Hay dos formas de viajar al Amazonas. Dos viajes diferentes que te hacen percibirla de una u otra manera más o menos especial. Os voy a contar mi historia, de cómo una de ellas me fascinó y la otra me enamoró.
El Amazonas, y cualquier selva en general, te hace salir de tu zona de comfort completamente, pero también te hace salir de tus propias capacidades, esas que pensabas que te identificaban como la persona que eres. Cuando viajas allí eres un ser completamente diferente. Es cierto que, para conseguir tal estado de complicidad con aquella abundante naturaleza, debes tener la capacidad de olvidar todo lo turístico y embarcarte en la aventura de la improvisación, dejándote llevar por los lugares, las personas y la magia que en aquel lugar se percibe. Estar donde te sientas bien. Comer lo que realmente te plazca. Vestirte sin importar como te miren los demás. De hecho, no te miran. Allí todos somos iguales.
La primera vez que viajé al Amazonas en el año 2015, mis ansias por descubrir aquella tierra en la que se inspiran tantos libros, tantas películas, aquella tierra sagrada para tantas personas y peligrosa para muchos otros, hicieron que no la descubriera como realmente es, sino como me la vendían. Sí, claro que lo disfruté. Pero no me enamoré. No fui capaz de escuchar más allá de lo que veía. No fui capaz de conectar con el paisaje. Simplemente me llené de colores y sonidos que después de un tiempo olvidé.
La segunda vez que regresé fue como un regalo. Algo que no esperaba ni tenía en mis planes pero que, de alguna forma, estaba destinada a vivir para descubrir lo que en aquel entonces desaproveché. El Amazonas me estaba dando una segunda oportunidad. Le dediqué mucho más tiempo a estar parada frente a un riachuelo o un árbol lleno de vida, frente a la gente pescando en el río o vendiendo frutas recién cogidas de las magníficas palmeras. Simplemente, me paré. Quieta. Incluso ver algún insecto del tamaño de mi mano me dejaba alucinada pero nunca tuve terror o asco por ver aquello que en la ciudad habría sido traumático. Estaba conectada. Con el calor, la humedad y el aire que allí se respira.
Puede que los lugares que conocí en esta segunda vez fuesen mucho más auténticos, como el maravilloso pueblito de Puerto Nariño, donde no existe ni un solo cajero automático, la gente anda descalza a todos lugares y solo es posible encontrar wifi en la plaza del ayuntamiento y de madrugada, cuando los funcionarios no lo utilizan.

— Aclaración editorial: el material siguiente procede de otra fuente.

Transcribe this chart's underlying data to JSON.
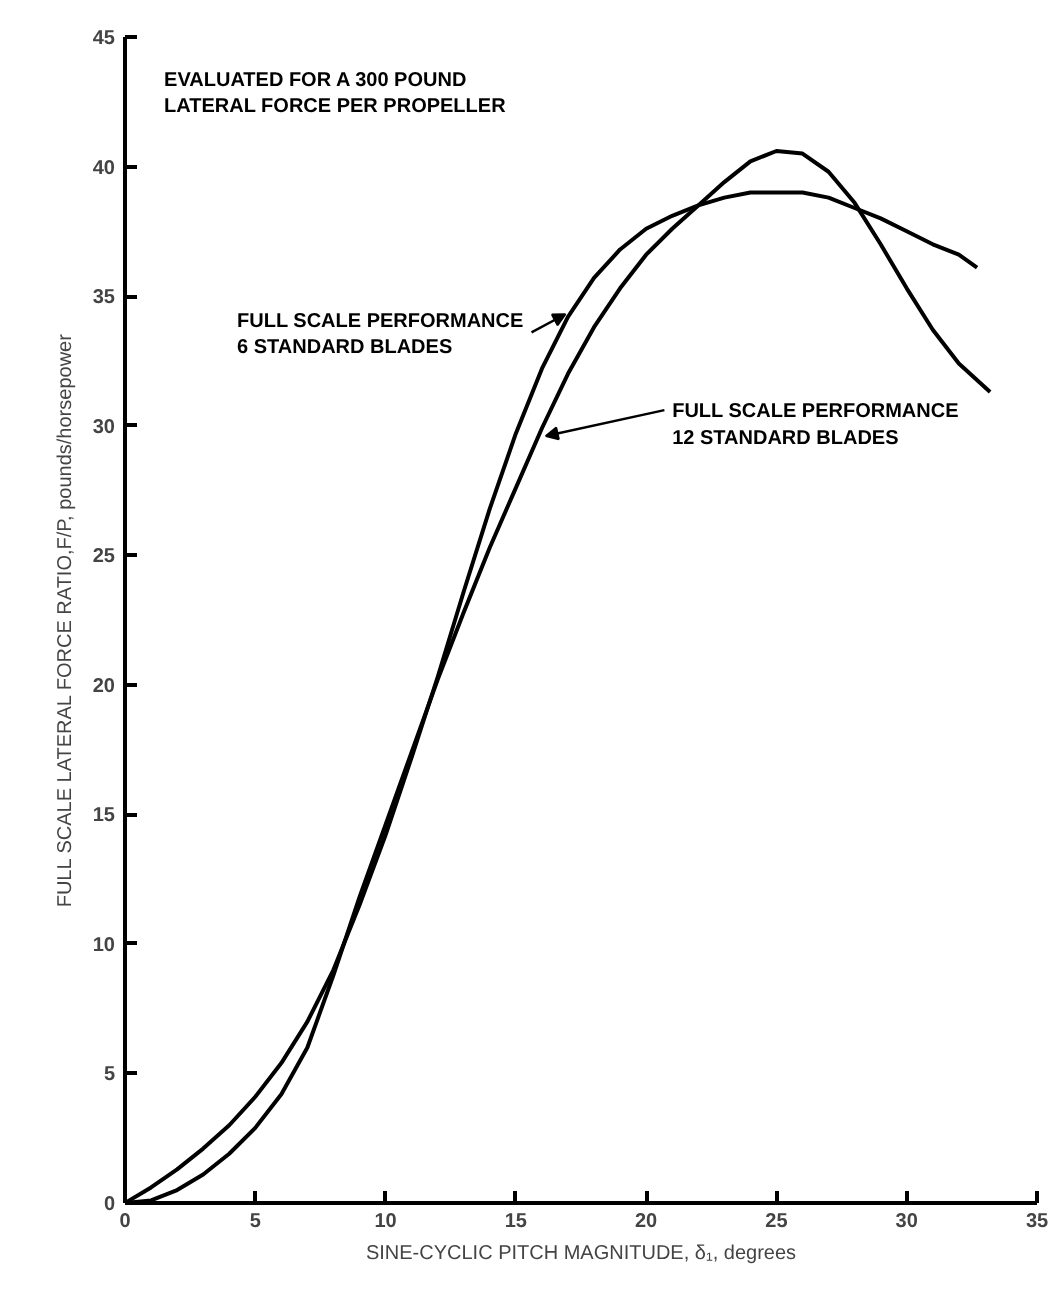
{
  "chart_data": {
    "type": "line",
    "xlabel": "SINE-CYCLIC PITCH MAGNITUDE, δ₁, degrees",
    "ylabel": "FULL SCALE LATERAL FORCE RATIO,F/P, pounds/horsepower",
    "annotations": [
      "EVALUATED FOR A 300 POUND\nLATERAL FORCE PER PROPELLER"
    ],
    "xlim": [
      0,
      35
    ],
    "ylim": [
      0,
      45
    ],
    "xticks": [
      0,
      5,
      10,
      15,
      20,
      25,
      30,
      35
    ],
    "yticks": [
      0,
      5,
      10,
      15,
      20,
      25,
      30,
      35,
      40,
      45
    ],
    "grid": false,
    "marker": "none",
    "line_style": "solid",
    "series": [
      {
        "name": "FULL SCALE PERFORMANCE\n6 STANDARD BLADES",
        "color": "#000000",
        "x": [
          0,
          1,
          2,
          3,
          4,
          5,
          6,
          7,
          8,
          9,
          10,
          11,
          12,
          13,
          14,
          15,
          16,
          17,
          18,
          19,
          20,
          21,
          22,
          23,
          24,
          25,
          26,
          27,
          28,
          29,
          30,
          31,
          32,
          32.7
        ],
        "values": [
          0,
          0.6,
          1.3,
          2.1,
          3.0,
          4.1,
          5.4,
          7.0,
          9.0,
          11.5,
          14.2,
          17.2,
          20.3,
          23.6,
          26.8,
          29.7,
          32.2,
          34.2,
          35.7,
          36.8,
          37.6,
          38.1,
          38.5,
          38.8,
          39.0,
          39.0,
          39.0,
          38.8,
          38.4,
          38.0,
          37.5,
          37.0,
          36.6,
          36.1
        ]
      },
      {
        "name": "FULL SCALE PERFORMANCE\n12 STANDARD BLADES",
        "color": "#000000",
        "x": [
          0,
          1,
          2,
          3,
          4,
          5,
          6,
          7,
          8,
          9,
          10,
          11,
          12,
          13,
          14,
          15,
          16,
          17,
          18,
          19,
          20,
          21,
          22,
          23,
          24,
          25,
          26,
          27,
          28,
          29,
          30,
          31,
          32,
          33.2
        ],
        "values": [
          0,
          0.1,
          0.5,
          1.1,
          1.9,
          2.9,
          4.2,
          6.0,
          8.8,
          11.8,
          14.6,
          17.4,
          20.2,
          22.8,
          25.3,
          27.6,
          29.9,
          32.0,
          33.8,
          35.3,
          36.6,
          37.6,
          38.5,
          39.4,
          40.2,
          40.6,
          40.5,
          39.8,
          38.6,
          37.0,
          35.3,
          33.7,
          32.4,
          31.3
        ]
      }
    ]
  }
}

Esos detalles hacían aquel lugar tan atractivo como enigmático. Viajamos hasta allí con la intención de quedarnos dos noches y acabamos seis días en aquel recóndito paraje.
Entonces comprendí que este tipo de viajes hay que hacerlos con alguien que esté igual de conectado que tú. Porque no son los lugares los que atrapan, sino las personas que conoces y los momentos que vives en esos lugares. Es importante disfrutar el presente porque puede que cuando vuelvas nada sea igual. Por eso, aquella primera vez, ansiosa yo por querer contarlo todo en cuanto volviese, no me dejó ver lo que realmente tenía ante mis ojos.